Federal law currently prohibits that for federal elections, but cities are increasingly experimenting with it for local contests.
New York City attempted to allow legal immigrant noncitizens and some illegal immigrants who have obtained tentative status, such as Dreamers, to vote. A judge has put that idea on hold. The District of Columbia is also pursuing noncitizen voting, putting it on a crash course with Congress.
The country could also continue to live with things the way they are — just as it has done with other voting anomalies.
States generally require voters to be 18 to cast ballots, but minors are still tallied for purposes of drawing district lines.
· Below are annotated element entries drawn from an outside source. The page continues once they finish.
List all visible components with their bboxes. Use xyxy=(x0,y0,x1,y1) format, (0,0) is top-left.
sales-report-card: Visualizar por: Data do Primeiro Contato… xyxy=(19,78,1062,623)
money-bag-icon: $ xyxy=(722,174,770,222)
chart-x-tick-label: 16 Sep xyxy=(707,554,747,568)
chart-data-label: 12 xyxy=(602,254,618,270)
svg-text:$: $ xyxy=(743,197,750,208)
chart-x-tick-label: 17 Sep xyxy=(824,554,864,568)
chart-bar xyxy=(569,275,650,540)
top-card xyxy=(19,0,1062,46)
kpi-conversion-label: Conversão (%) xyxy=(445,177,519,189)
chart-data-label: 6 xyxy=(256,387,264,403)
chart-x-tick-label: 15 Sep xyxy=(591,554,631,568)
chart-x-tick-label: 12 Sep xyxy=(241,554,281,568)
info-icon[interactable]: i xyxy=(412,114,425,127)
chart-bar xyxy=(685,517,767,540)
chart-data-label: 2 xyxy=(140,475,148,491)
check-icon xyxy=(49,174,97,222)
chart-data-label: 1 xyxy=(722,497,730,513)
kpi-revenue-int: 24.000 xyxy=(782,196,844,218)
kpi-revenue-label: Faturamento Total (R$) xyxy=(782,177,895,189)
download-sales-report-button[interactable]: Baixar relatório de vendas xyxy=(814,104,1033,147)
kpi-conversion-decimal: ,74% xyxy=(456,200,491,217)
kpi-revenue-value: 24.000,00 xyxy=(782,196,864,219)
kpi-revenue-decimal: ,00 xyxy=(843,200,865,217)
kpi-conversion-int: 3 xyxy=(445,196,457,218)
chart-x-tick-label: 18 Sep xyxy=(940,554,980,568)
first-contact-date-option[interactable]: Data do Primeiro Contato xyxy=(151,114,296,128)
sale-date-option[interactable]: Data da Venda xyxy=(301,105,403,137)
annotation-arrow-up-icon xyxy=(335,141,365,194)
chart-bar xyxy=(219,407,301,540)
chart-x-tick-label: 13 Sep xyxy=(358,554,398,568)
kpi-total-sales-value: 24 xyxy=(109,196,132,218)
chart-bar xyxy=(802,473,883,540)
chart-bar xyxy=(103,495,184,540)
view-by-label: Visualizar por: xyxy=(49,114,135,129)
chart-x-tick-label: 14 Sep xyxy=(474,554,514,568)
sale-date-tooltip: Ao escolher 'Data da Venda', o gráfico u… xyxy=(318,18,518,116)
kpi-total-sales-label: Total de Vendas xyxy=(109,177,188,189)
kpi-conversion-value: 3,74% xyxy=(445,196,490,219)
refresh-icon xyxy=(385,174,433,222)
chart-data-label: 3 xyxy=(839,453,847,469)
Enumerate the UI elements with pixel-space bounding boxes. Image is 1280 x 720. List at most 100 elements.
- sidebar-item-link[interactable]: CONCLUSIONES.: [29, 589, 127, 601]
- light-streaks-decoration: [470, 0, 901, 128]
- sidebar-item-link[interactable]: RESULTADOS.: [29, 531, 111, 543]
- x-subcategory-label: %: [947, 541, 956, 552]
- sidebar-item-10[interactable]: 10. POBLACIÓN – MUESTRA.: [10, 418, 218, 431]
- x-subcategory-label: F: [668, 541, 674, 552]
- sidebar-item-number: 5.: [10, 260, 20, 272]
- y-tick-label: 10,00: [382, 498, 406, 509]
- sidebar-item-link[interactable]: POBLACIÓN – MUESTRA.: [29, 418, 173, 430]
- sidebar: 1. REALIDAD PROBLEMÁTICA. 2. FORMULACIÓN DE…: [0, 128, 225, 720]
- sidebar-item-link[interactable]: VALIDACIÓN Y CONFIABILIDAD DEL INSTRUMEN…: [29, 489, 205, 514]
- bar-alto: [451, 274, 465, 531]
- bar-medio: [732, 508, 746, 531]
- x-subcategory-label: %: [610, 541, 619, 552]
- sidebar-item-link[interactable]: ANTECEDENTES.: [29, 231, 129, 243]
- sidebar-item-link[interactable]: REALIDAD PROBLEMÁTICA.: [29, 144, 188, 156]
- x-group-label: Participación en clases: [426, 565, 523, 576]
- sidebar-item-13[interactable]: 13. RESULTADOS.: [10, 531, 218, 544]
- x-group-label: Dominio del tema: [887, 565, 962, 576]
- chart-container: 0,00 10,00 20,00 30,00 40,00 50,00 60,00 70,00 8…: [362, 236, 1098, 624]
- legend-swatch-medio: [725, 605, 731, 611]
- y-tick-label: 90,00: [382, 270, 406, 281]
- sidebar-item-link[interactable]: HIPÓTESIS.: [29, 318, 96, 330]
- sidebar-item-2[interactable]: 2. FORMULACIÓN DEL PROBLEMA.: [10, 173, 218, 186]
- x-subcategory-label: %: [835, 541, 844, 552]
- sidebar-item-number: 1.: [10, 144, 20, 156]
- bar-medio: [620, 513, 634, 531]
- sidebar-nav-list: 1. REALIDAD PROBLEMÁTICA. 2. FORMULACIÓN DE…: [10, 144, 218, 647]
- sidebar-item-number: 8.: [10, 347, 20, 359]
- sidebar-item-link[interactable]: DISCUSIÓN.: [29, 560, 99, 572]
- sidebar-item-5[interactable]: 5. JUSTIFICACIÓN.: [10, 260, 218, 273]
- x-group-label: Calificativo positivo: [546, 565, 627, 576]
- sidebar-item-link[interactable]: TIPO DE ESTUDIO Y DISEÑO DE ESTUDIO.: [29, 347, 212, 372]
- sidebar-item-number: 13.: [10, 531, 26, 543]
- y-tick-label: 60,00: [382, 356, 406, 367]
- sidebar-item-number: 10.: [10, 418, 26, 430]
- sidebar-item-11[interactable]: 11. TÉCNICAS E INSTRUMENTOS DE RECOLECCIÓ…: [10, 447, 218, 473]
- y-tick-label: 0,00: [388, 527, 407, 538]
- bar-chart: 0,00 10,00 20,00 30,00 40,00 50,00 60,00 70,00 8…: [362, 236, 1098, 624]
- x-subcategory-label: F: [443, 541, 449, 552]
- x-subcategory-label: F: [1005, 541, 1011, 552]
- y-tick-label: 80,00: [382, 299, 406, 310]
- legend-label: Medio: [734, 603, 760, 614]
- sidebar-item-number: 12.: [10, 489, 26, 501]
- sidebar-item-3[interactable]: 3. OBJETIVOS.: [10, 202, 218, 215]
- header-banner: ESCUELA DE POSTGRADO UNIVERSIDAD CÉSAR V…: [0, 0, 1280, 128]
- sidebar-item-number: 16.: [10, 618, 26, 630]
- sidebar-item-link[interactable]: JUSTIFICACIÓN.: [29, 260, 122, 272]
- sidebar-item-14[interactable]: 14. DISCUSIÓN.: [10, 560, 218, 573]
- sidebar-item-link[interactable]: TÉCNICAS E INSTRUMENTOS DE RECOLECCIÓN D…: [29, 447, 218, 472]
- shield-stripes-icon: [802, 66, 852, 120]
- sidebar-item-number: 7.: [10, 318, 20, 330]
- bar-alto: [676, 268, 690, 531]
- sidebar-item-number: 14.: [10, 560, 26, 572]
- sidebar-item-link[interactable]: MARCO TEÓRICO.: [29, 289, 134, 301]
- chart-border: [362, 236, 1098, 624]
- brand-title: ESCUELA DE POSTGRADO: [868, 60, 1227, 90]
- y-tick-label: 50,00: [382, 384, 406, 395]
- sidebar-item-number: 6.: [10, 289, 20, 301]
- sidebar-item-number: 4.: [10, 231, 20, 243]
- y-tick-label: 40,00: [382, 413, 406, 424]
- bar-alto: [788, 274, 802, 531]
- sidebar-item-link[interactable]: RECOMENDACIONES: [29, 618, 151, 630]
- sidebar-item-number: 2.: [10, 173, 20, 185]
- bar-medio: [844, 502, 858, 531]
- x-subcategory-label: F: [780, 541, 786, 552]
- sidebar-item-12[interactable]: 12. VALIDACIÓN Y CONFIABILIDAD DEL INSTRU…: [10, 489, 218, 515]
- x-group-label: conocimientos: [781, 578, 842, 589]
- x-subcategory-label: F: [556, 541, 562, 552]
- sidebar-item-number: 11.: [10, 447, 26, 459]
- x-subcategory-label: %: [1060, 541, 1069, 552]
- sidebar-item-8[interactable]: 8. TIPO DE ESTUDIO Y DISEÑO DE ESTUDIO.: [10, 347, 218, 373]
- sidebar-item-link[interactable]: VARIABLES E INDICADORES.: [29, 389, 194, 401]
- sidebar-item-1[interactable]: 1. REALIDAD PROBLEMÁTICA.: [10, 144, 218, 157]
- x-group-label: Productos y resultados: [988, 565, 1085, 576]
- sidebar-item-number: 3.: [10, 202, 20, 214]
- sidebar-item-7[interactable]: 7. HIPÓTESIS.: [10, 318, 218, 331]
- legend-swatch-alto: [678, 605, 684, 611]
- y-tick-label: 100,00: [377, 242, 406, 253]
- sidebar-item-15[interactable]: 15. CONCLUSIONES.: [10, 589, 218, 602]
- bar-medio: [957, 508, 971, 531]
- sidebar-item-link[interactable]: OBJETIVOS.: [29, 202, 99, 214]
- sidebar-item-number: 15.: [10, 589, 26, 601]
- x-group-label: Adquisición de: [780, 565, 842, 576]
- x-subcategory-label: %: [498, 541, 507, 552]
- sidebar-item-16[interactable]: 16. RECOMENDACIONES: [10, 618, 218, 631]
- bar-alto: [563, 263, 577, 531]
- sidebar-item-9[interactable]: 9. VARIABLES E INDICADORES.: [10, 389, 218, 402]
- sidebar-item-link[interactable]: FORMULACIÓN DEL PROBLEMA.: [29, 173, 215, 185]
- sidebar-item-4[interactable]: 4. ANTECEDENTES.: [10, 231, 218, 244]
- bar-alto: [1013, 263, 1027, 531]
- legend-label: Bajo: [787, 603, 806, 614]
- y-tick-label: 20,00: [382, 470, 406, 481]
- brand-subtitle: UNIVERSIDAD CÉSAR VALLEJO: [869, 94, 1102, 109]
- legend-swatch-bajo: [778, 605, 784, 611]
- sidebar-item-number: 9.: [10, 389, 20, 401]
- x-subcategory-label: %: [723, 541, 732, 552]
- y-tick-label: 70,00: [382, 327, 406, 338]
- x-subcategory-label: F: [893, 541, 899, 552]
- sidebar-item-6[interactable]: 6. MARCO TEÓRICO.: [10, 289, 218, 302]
That means a voter in a younger-skewing area has more power than someone in an older area.
Actual willingness — and ability — to vote also matters.
It all combines for strange outcomes.
In Washington, Democratic Rep. Pramila Jayapal collected nearly 296,000 votes en route to reelection, out of more than 346,000 ballots cast. In Wisconsin, GOP Rep. Scott Fitzgerald won about 244,000 votes out of nearly 380,000 cast.
Those far outstrip the likes of Mr. Torres, with his 73,000 votes, or neighboring New York Rep. Alexandria Ocasio-Cortez, who won about 82,000 votes out of about 123,000 cast.
Mr. Husock pointed out that Ms. Ocasio-Cortez, one of the most recognizable members of Congress, originally won her seat by defeating a member of House Democrats’ leadership in a 2018 primary by garnering 16,898 votes, out of fewer than 30,000 cast. The seat is so heavily Democratic that the primary effectively determines the winner of the general election.
That meant fewer than 17,000 voters picked the representative for a district with 690,000 people.
Then there’s Rep. David Valadao, a Republican, who won reelection with fewer than 53,000 votes, out of roughly 103,000 ballots cast in California’s 21st District, in the state’s central valley.
Compare that to Kevin Kiley, another Republican, who had to win more than three times as many votes to carry California’s 3rd District, which runs along the Nevada border, and where nearly 340,000 voters cast ballots last month.
Mr. Valadao said part of the low turnout is due to this being off-year elections, which usually see lower turnout than presidential election years.
“We’re out knocking doors and doing everything we can and it’s just one of those things where we have some really strong years and this was one of the weaker years,” he told The Washington Times.
He said Democrats tried to gin up higher turnout in the state this year by putting “a lot of stuff on the ballot,” but it didn’t work.
“But I think one thing that probably drives a lot of this is the drive from both sides, both parties to just register people and harass people outside of grocery stores and do things like that to get them to register. If they weren’t gonna register on their own, the likelihood of them being like a solid voter — probably unlikely and I don’t know if that is part of it, but I’ve always felt like that could be a driver for this,” he said.
• Mica Soellner contributed to this article.